As I started to say before we all took that roadtrip to Mexico, music transports me. My parents loved music so we grew up in a household noted for its high-fi. The happiest times of my childhood were when my brothers and I gathered around the stereo with my parents listening to Marty Robbins' "Gunfighter Ballads" or the Sons of the Pioneers or the First Family Album. I thank my parents daily that they instilled that love of music in all of us kids. Music is a vehicle that frequently takes me closer to God.

The Sound of Music was a ritual with my mother and I and as she progressed in her Alzheimer's, if she became upset or disoriented, we'd put the movie in the VCR and she would immediately calm down. I watched it a few weeks ago with my s/o and it was bittersweet, watching the movie with him as memories of my mother flooded me. I am so grateful, unlike so many people in the rooms, that I had parents who were there for me emotionally, who never stopped believing in me, who literally, I believe, prayed me into the rooms.
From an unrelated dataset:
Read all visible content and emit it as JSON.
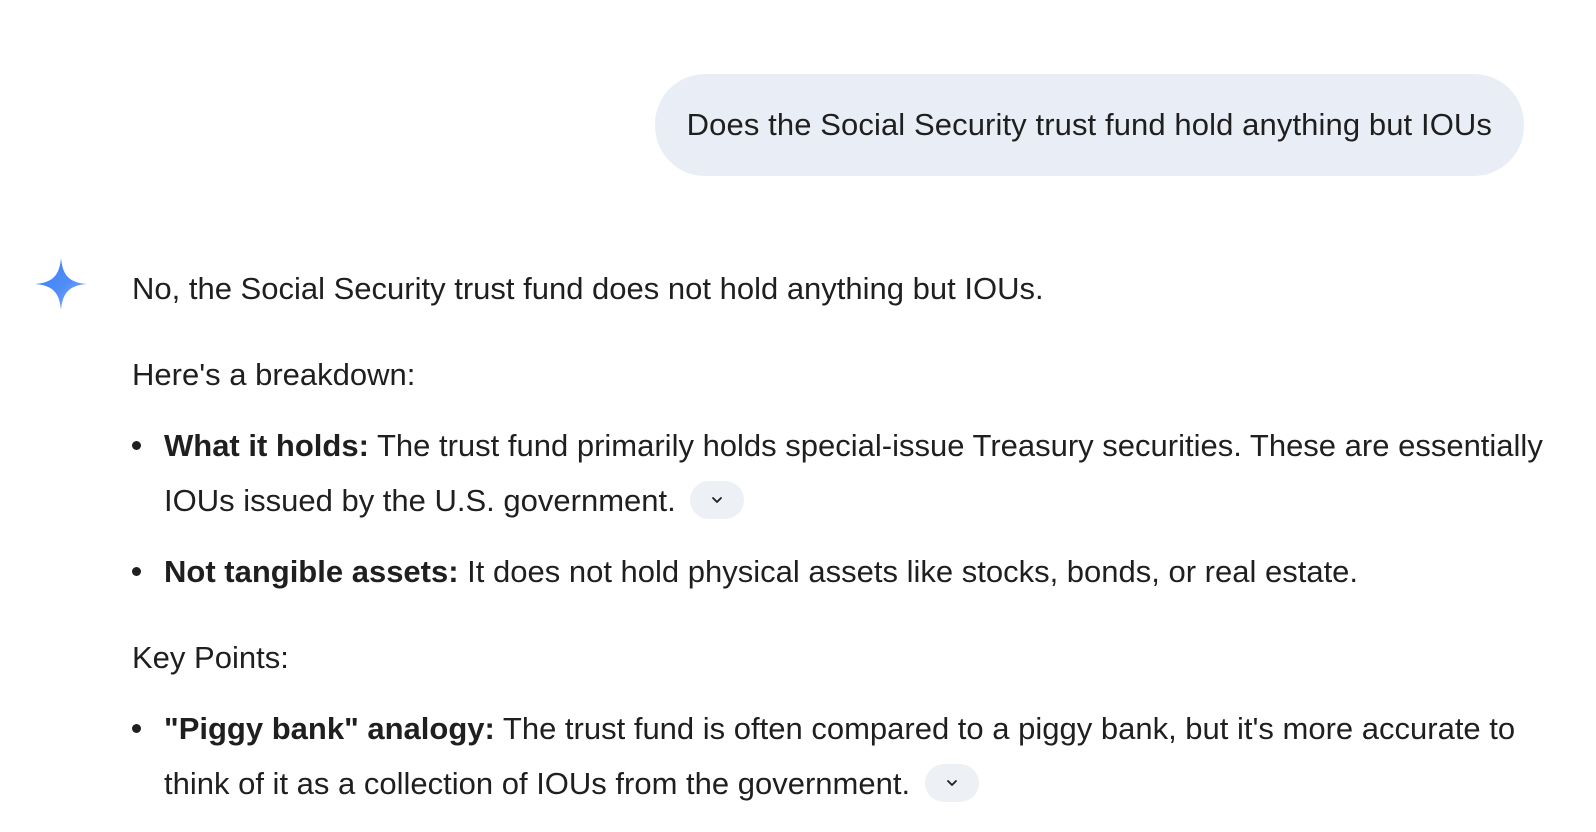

"Alone again or" has come back on and the dogs are waiting for a dance. So if I don't show here tomorrow, twodogs say "hey."

Until then, mis amigos, stay in gratitude.


Meg Moran said...

enjoyed the road trip, but I'm such a wussy I'd a been peeing in the the back seat, you are very brave.......... I've been dancing with my dogs all morning. They love it when I talk to them thru the cardboard wrapping roll tubes. They think its the voice of God sounding strangly like Mommmy. Try it you'll like it!! Ok, I've got 5 here from Michigan and 5 more comin in Christmas day, so I'm sending love too.......... te amo.

twodogsblogging said...

Not brave, dear girl, but very, very stupid and blessed!